一証拠〈書証番号略〉、原告谷口万里、被告谷口篤造、被告谷口阿伊奈によれば、(1)原告万里は、亡三樹三郎が死亡した直後、「重要」と記載された赤色の紙片が貼り付けられた袋の中に本件遺言書及び補足遺言書があるのを発見し、その後、被告篤造に右袋を見せたところ、同被告は、それが重要書類の袋であることから、その中に亡三樹三郎の遺言書が保管されているものと考え、原告万里にその保管を指示し、同原告は、本件遺言書及び補足遺言書を、昭和六〇年一二月九日ポートピアホテルにおいて山田弁護士立会いのもとに開封されるまで保管していたこと、(2)被告篤造は、右昭和六〇年一二月九日、山田弁護士の立会いのもとに、原告万里が持参した本件遺言書及び補足遺言書を開封して、その記載内容を朗読し、原告万里、被告阿伊奈、被告久夫もこれを回し読みしたこと、(3)被告篤造が本件遺言書を開封した際、その封筒の中に、亡三樹三郎の筆跡により「正本は山田先生保管」と記載されたメモ書が入っていたこと、(4)本件遺言書及び補足遺言書は、昭和六〇年一二月九日以降被告篤造が所持・保管しているが、原告万里は、被告篤造がこれらを所持して帰京するについてなんら異議を述べなかったし、被告篤造は、原告万里に直ちにこれらのコピーを送付する旨を約束し、右約束のとおり本件遺言書及び補足遺言書のコピーを原告万里に送付したこと、(5)被告篤造は、昭和六一年三月ころ、遺言書の検認のことを知り、本件遺言書及び補足遺言書について家庭裁判所の検認を受けていないことについて心配し、山田弁護士に相談したところ、同弁護士から「家庭裁判所の検認を受けていなくとも心配いらない。

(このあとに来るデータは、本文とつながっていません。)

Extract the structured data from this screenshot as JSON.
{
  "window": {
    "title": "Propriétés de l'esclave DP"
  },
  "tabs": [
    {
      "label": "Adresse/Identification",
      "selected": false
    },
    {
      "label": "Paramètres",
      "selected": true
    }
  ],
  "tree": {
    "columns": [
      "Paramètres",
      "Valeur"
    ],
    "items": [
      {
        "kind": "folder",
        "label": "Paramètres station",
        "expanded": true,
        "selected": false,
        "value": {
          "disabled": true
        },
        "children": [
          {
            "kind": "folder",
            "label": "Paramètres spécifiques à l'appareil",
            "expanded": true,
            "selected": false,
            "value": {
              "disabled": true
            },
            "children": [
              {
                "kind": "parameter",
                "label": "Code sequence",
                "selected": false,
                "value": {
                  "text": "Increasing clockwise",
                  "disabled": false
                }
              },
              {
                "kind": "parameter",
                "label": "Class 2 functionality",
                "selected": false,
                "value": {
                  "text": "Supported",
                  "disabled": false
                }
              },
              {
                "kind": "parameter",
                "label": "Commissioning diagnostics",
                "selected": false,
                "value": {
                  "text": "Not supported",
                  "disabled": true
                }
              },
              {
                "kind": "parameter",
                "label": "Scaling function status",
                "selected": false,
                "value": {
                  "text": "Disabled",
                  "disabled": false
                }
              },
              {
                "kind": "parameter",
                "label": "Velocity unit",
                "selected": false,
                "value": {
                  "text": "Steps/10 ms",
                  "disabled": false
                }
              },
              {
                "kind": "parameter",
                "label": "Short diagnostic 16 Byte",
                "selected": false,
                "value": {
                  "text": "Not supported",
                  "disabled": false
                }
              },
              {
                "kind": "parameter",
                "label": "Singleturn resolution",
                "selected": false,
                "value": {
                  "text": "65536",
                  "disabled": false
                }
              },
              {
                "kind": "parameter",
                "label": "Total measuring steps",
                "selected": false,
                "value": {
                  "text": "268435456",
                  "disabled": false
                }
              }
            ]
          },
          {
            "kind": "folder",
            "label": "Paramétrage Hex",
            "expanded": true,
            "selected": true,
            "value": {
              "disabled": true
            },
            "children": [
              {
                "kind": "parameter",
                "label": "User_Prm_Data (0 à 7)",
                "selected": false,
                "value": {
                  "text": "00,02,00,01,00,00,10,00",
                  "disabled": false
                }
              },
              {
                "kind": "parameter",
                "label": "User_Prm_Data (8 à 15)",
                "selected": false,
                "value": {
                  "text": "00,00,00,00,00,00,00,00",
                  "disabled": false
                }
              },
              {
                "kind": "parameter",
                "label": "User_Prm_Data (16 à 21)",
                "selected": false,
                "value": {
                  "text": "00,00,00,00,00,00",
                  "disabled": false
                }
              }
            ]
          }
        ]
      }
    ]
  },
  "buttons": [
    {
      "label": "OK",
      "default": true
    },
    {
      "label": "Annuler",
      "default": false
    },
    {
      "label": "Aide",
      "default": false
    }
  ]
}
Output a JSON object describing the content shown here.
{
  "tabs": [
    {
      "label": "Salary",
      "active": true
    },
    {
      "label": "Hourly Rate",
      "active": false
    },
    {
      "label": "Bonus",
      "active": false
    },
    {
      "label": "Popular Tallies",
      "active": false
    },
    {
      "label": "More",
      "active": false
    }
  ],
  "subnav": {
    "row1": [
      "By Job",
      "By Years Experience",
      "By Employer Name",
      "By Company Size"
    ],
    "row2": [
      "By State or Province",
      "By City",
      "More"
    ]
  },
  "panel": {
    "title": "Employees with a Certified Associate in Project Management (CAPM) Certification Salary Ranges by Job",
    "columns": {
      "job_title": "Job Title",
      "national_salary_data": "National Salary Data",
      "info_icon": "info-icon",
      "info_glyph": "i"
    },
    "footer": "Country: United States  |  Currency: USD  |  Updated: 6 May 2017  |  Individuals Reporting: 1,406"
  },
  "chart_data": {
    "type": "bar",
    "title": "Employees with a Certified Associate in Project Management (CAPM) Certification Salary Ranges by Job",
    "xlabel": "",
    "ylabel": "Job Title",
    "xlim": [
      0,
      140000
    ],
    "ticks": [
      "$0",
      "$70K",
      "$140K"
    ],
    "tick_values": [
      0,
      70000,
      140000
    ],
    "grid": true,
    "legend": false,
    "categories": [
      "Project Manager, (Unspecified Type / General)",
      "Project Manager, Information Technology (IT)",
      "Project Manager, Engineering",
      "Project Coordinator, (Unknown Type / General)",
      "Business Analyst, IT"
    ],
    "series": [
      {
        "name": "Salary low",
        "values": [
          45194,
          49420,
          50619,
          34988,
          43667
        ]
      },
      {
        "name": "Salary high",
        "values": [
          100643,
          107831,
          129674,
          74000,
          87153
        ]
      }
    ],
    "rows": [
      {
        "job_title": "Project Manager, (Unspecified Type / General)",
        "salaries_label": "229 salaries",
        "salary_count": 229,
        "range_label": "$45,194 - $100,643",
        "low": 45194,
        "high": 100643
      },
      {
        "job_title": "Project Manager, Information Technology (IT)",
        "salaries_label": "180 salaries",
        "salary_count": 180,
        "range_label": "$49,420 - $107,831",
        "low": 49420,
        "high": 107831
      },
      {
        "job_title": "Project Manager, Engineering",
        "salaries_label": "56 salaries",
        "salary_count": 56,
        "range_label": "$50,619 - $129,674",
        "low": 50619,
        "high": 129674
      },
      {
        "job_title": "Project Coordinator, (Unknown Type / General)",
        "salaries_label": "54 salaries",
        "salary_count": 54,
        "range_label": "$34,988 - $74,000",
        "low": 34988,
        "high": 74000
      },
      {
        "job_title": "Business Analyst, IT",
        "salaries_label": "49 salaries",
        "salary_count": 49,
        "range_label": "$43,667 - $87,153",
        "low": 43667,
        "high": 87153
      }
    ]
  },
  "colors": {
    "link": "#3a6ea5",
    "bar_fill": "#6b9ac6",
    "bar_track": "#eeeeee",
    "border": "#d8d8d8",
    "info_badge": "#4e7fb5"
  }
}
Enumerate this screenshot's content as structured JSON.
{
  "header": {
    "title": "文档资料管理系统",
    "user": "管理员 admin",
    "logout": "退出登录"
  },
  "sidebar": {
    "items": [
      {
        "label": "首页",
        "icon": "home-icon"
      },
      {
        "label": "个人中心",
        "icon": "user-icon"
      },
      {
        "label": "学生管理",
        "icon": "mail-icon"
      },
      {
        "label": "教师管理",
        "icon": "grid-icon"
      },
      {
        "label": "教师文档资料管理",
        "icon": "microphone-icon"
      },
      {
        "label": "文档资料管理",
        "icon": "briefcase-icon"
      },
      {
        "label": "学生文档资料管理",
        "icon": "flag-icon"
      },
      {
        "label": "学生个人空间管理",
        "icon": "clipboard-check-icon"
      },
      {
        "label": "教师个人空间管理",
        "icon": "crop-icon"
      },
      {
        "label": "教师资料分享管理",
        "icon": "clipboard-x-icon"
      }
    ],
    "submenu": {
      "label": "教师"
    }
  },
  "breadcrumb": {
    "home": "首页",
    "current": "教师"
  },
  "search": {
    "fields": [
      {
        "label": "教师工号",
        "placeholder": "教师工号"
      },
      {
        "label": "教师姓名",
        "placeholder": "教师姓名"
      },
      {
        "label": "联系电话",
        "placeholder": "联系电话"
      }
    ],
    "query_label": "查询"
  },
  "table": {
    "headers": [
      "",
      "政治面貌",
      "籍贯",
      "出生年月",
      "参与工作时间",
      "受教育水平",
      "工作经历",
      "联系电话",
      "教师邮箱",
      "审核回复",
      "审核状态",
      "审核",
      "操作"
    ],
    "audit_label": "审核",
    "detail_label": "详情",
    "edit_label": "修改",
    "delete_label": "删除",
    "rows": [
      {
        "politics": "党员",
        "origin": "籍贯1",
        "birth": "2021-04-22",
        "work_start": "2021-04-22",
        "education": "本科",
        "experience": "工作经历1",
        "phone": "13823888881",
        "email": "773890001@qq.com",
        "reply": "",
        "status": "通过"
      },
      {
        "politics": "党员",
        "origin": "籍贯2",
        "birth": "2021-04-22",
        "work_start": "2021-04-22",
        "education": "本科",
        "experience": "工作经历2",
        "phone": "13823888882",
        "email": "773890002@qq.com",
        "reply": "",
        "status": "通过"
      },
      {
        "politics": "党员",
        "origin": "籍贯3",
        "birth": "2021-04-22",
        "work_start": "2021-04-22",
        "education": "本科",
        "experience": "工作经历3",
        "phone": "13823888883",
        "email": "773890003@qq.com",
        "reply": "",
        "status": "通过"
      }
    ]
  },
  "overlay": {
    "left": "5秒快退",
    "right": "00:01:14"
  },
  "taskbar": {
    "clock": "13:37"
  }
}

」旨の回答を得たが、その際、当時原告万里の側の顧問弁護士であった山田弁護士からは、本件遺言書及び補足遺言書の原本の返還あるいはコピーを要求されていないこと、(6)さらに、原告万里は、神戸家庭裁判所における調停中、山田弁護士の事務所において本件遺言書及び補足遺言書のコピーを何度も見ていること、以上の事実が認められる。

二民法八九一条五号に定める相続欠格事由としての遺言書の「隠匿」とは、遺言書の発見を妨げるような状態に置くことであると解されるところ、右一に認定した各事実を総合すると、本件遺言書及び補足遺言書は、既に発見されているし、原告万里及び山田弁護士の立会いのもとに開封されて、その記載内容が明らかにされているうえ、その写しが、右開封後かなり早い時期から原告万里及びその実質的な代理人である山田弁護士の手元に存在していたものと認めるのが相当であるから、被告らが民法八九一条五号に定める遺言書の隠匿行為をなしたものとはとうてい認め難い。

三さらに、被告らの前記第二、四ないし六記載の所為が、いかなる意味においても民法八九一条五号に該当しないことは明白である。

四よって、原告らの請求は、失当として棄却されるべきである。